According to a recent piece by Nerd Wallet, Seattle now has 50 breweries! A large chunk of them reside in Ballard, including Stoup, which isn't exactly new — it opened in 2013. While Stoup offers many IPAs (but of course), it also boasts interesting brews such as saisons and porters. Snacks are available in the tap room, and they even allow you to bring your own grub.

Happy-kid tip: A rotating cast of food trucks park in front of the brewery nearly every day; usually from 5-8 p.m. on weekdays and noon to 6 p.m. on weekends. The beer garden also has chalkboards for drawing.

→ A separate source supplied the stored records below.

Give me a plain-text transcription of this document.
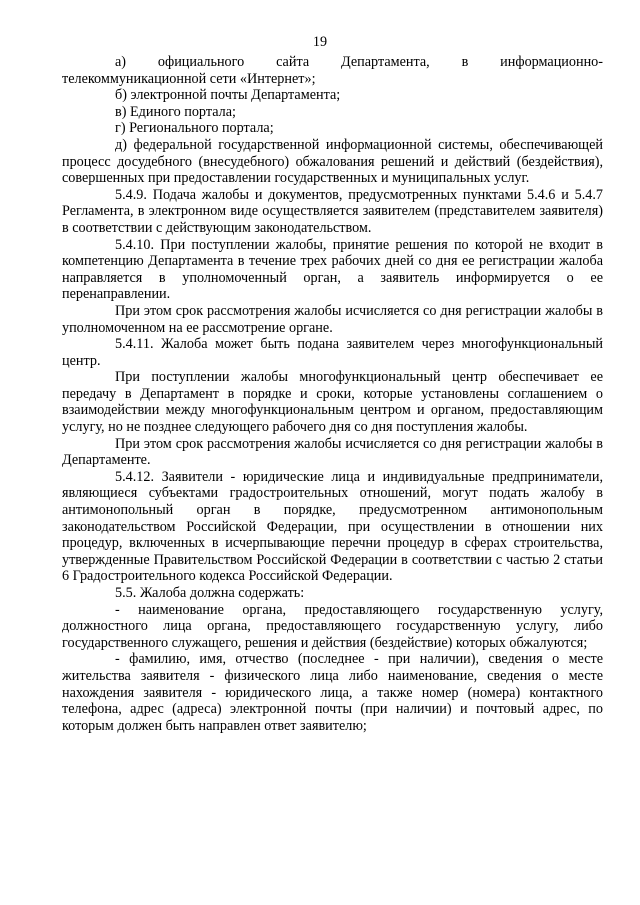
19

а) официального сайта Департамента, в информационно-телекоммуникационной сети «Интернет»;

б) электронной почты Департамента;

в) Единого портала;

г) Регионального портала;

д) федеральной государственной информационной системы, обеспечивающей процесс досудебного (внесудебного) обжалования решений и действий (бездействия), совершенных при предоставлении государственных и муниципальных услуг.

5.4.9. Подача жалобы и документов, предусмотренных пунктами 5.4.6 и 5.4.7 Регламента, в электронном виде осуществляется заявителем (представителем заявителя) в соответствии с действующим законодательством.

5.4.10. При поступлении жалобы, принятие решения по которой не входит в компетенцию Департамента в течение трех рабочих дней со дня ее регистрации жалоба направляется в уполномоченный орган, а заявитель информируется о ее перенаправлении.

При этом срок рассмотрения жалобы исчисляется со дня регистрации жалобы в уполномоченном на ее рассмотрение органе.

5.4.11. Жалоба может быть подана заявителем через многофункциональный центр.

При поступлении жалобы многофункциональный центр обеспечивает ее передачу в Департамент в порядке и сроки, которые установлены соглашением о взаимодействии между многофункциональным центром и органом, предоставляющим услугу, но не позднее следующего рабочего дня со дня поступления жалобы.

При этом срок рассмотрения жалобы исчисляется со дня регистрации жалобы в Департаменте.

5.4.12. Заявители - юридические лица и индивидуальные предприниматели, являющиеся субъектами градостроительных отношений, могут подать жалобу в антимонопольный орган в порядке, предусмотренном антимонопольным законодательством Российской Федерации, при осуществлении в отношении них процедур, включенных в исчерпывающие перечни процедур в сферах строительства, утвержденные Правительством Российской Федерации в соответствии с частью 2 статьи 6 Градостроительного кодекса Российской Федерации.

5.5. Жалоба должна содержать:

- наименование органа, предоставляющего государственную услугу, должностного лица органа, предоставляющего государственную услугу, либо государственного служащего, решения и действия (бездействие) которых обжалуются;

- фамилию, имя, отчество (последнее - при наличии), сведения о месте жительства заявителя - физического лица либо наименование, сведения о месте нахождения заявителя - юридического лица, а также номер (номера) контактного телефона, адрес (адреса) электронной почты (при наличии) и почтовый адрес, по которым должен быть направлен ответ заявителю;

Find it: 1108 N.W. 52nd St. Seattle


Courtesy Local Burger website

Local Burger, Bellevue

Want to try the juiciest new burger in town? Head to Local Burger in downtown Bellevue for burgers made with locally sourced, sustainable ingredients. Try a banh bi burger (lemongrass-marinated beef patty, pickled daikon carrot slaw, cilantro, hoisin aioli ) or the pork verde (50/50 patty, smoked-pork shoulder, salsa verde, Tillamook pepper jack cheese, tomato, spicy aioli, shaved iceberg). You'll also find chicken, salmon and lentil burgers and a classic that you can add to if you'd like (simple cheese or bacon or decadent foie gras or pork belly). Besides burgers, menu stars include salads and interesting starters like pulled-pork poutine and bacon deviled eggs,  as well as several craft cocktails and beers.

Happy-kid tip: Don't miss the PB&J bon bons with a shooter of milk. Local Burger is also a mere French fry's throw from Downtown Park, where kids will love to run or bike the circular path, climb on the play area or look at the water.